I'll go ahead and say it...you can crimp plated bullets just like jacketed bullets without issue. How do I know? I've done it for years, and have pulled bullets afterwards that were fine other than a crimp ring dent in the bullet body. These days I use exclusively Berry's plated bullets and find them excellent quality. I've even recovered a few that have passed through wood and they were completely fine with a dented nose but still no lead showing. The manufacturers do have suggested velocity limits that I've gone right up to without issue (according to my chronograph) and haven't experienced any negative effects at all. There are a lot of false rumors floating around regarding plated bullets. I don't mean to discount anyone's personal experiences, but the ones I wrote are mine.
 
I just HAD to try taper crimp dies. They are on the way for .38/.357 and .44.

Good job. You wont be disappointed. I also use TCD's for lead wadcutters (148 DEWC's for 38, and 185 DEWC's for 44S) and SWC's. Those bullets, and others, have a lot of bearing surface to the case, so a roll crimp is not necessary. Any time you have a bullet that bears a lot of surface to the case, and a fairly fast powder, you're good to go with a TCD.
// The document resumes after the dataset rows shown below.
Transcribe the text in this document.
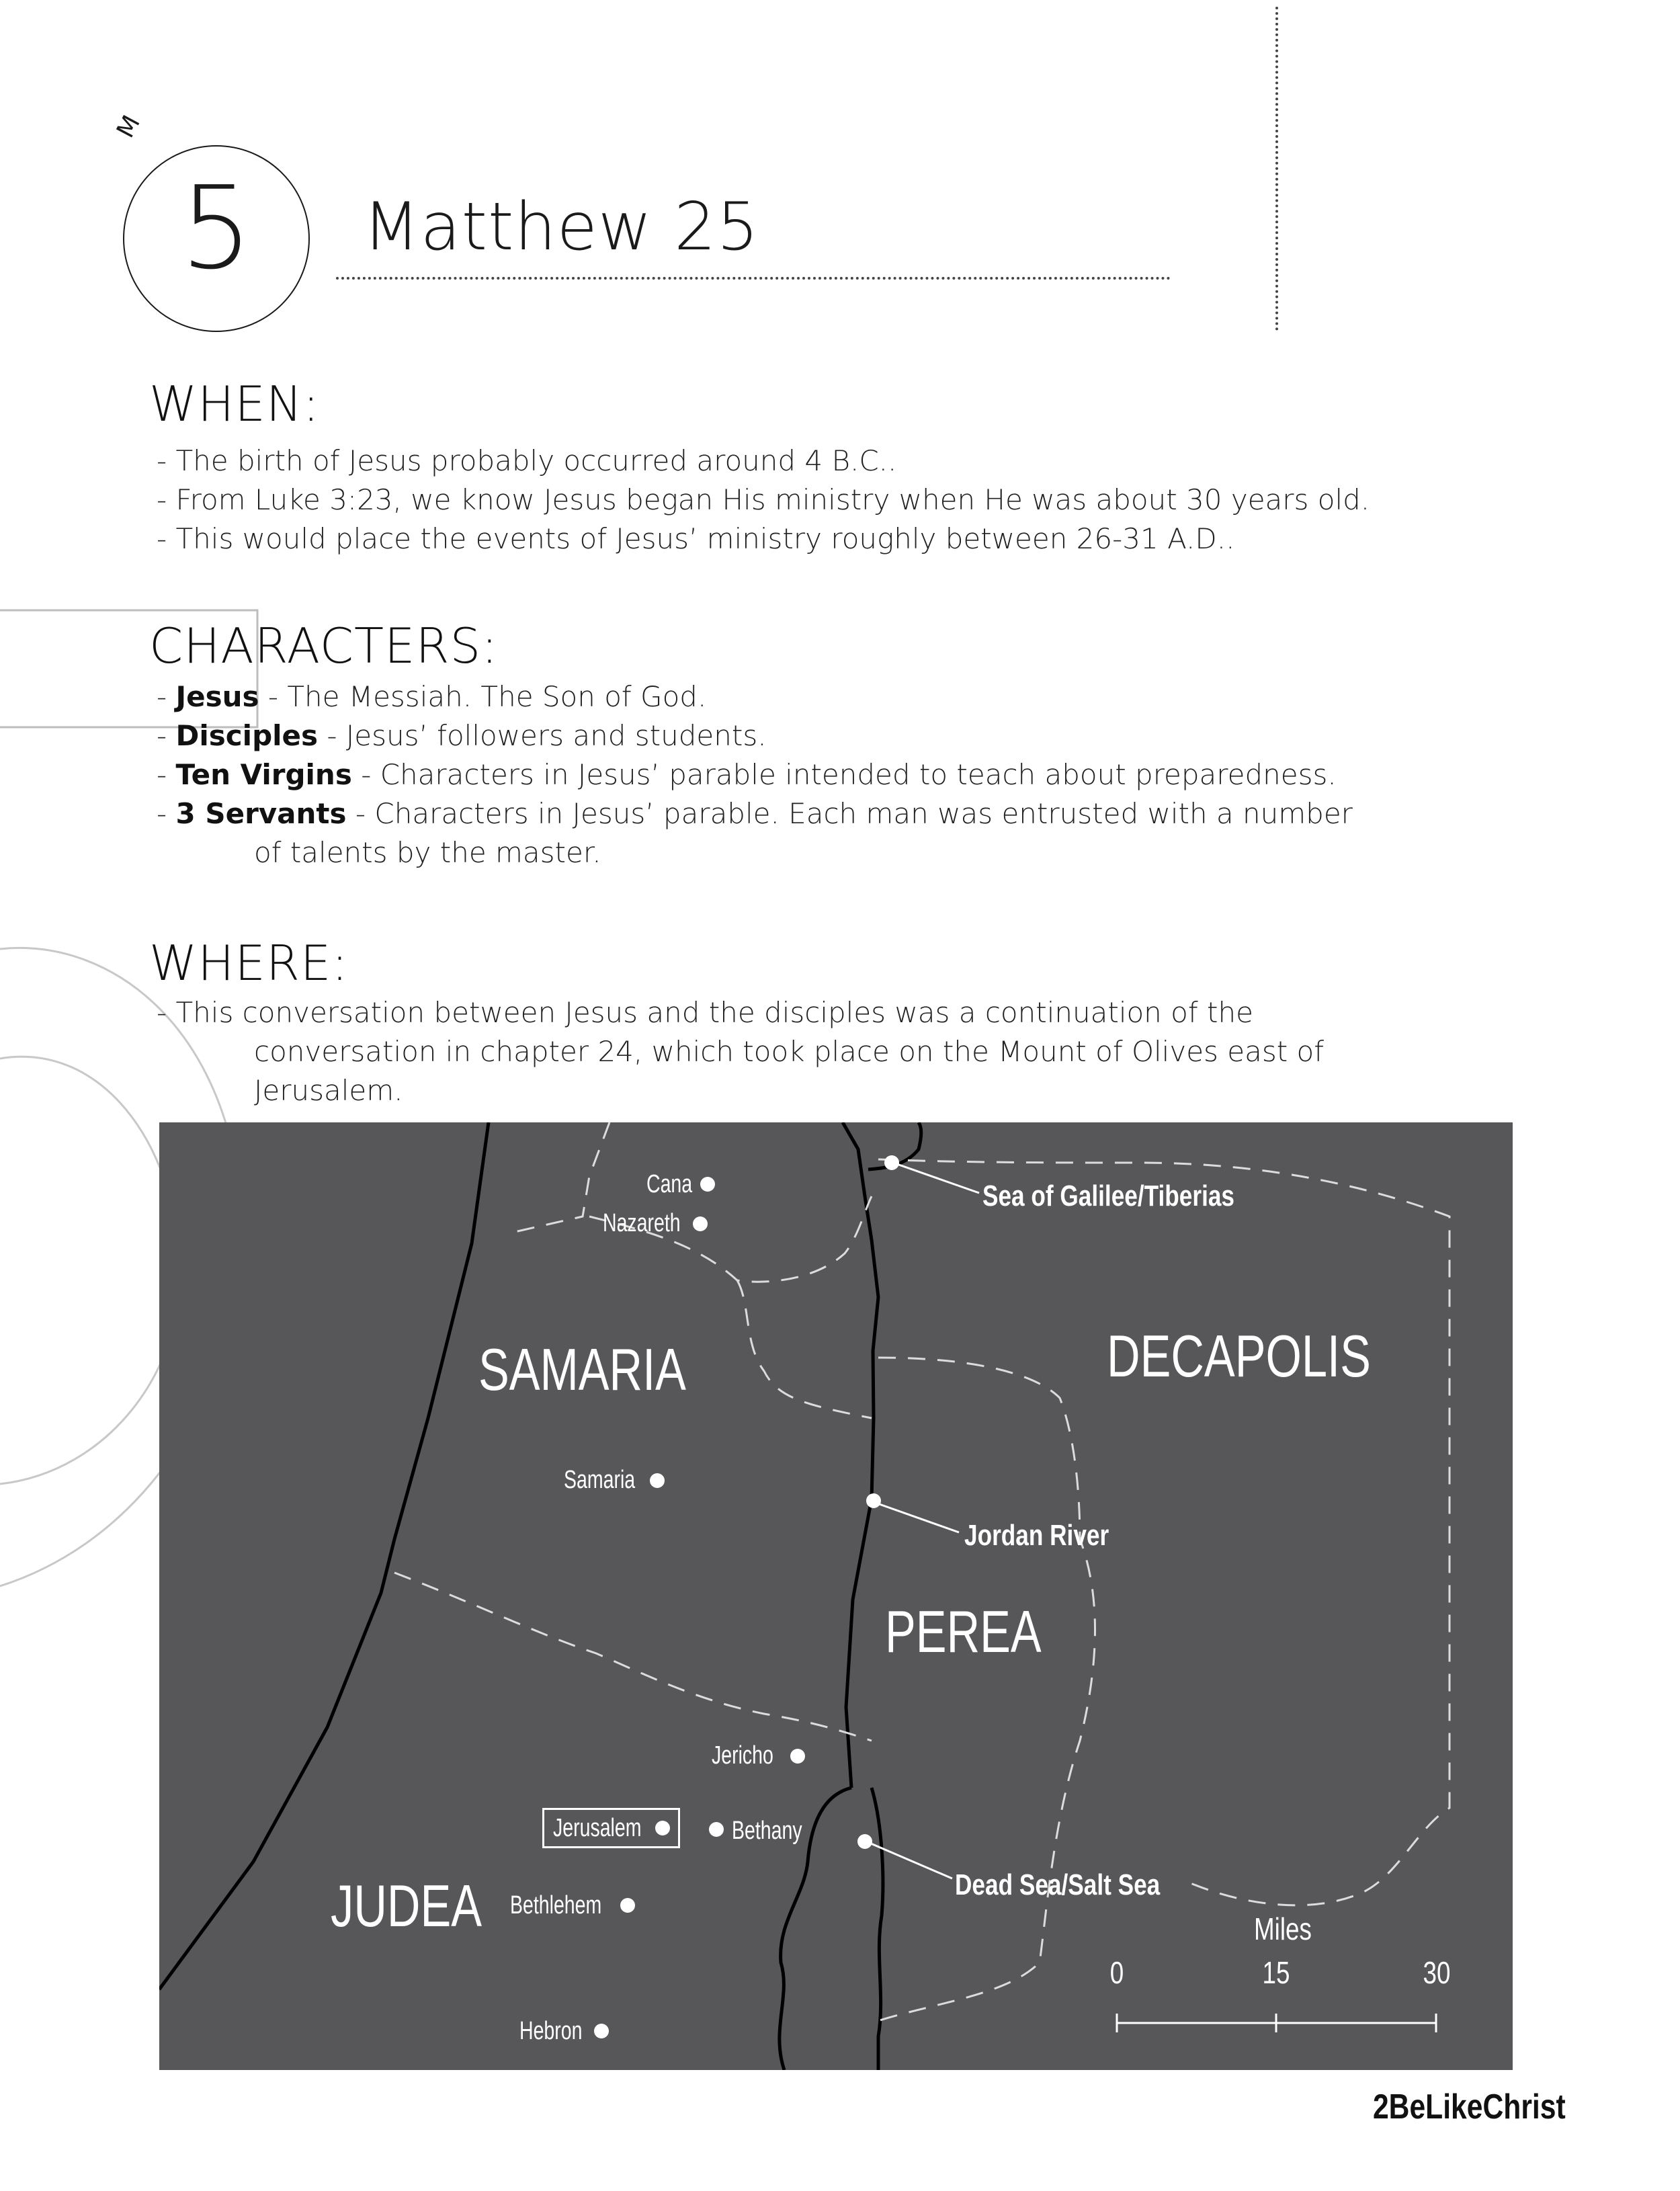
M
5	Matthew 25
WHEN:
- The birth of Jesus probably occurred around 4 B.C..
- From Luke 3:23, we know Jesus began His ministry when He was about 30 years old.
- This would place the events of Jesus’ ministry roughly between 26-31 A.D..
CHARACTERS:
- Jesus - The Messiah. The Son of God.
- Disciples - Jesus’ followers and students.
- Ten Virgins - Characters in Jesus’ parable intended to teach about preparedness.
- 3 Servants - Characters in Jesus’ parable. Each man was entrusted with a number
of talents by the master.
WHERE:
- This conversation between Jesus and the disciples was a continuation of the
conversation in chapter 24, which took place on the Mount of Olives east of
Jerusalem.
SAMARIA	DECAPOLIS
PEREA
JUDEA
Cana
Nazareth
Samaria
Jericho
Jerusalem	Bethany
Bethlehem
Hebron
Sea of Galilee/Tiberias
Jordan River
Dead Sea/Salt Sea
Miles
0	15	30
2BeLikeChrist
Taper crimping isn't just for plated; and are a lot easier on the brass. Are they absolutely necessary? Nope. But I think you made a fine investment none-the-less.
 
Roll crimp for plated = Not good.

Taper crimp for plated = Okay

Collet crimp for plated = Better

Stab crimp for plated = Best

With a collet crimp, you can make what some call a stab crimp. In some cases, you may have to do a little machining, but the goal is to get the crimp, still applied by the collet, just below the case mouth. With a stab crimp, you can apply a heavier crimp than with a taper or collet and still not disrupt the plating. In some long bullets, I actually apply a double stab crimp to prevent bullet setback. This gives me smaller SDs and a slight velocity increase as well. So if you try it, back off the powder charge and work back up.

I do this with .30, .355, .41 and .45 calibers slugs driven at velocities up to about 2500 fps with no stripping of the X-Treme bullet plating.
 
You're supposed to load copper plated bullets to LEAD velocities. I've NEVER had a problem loading for my 357mags, with plated bullets, by any of the name brand companies. I load them using lead data.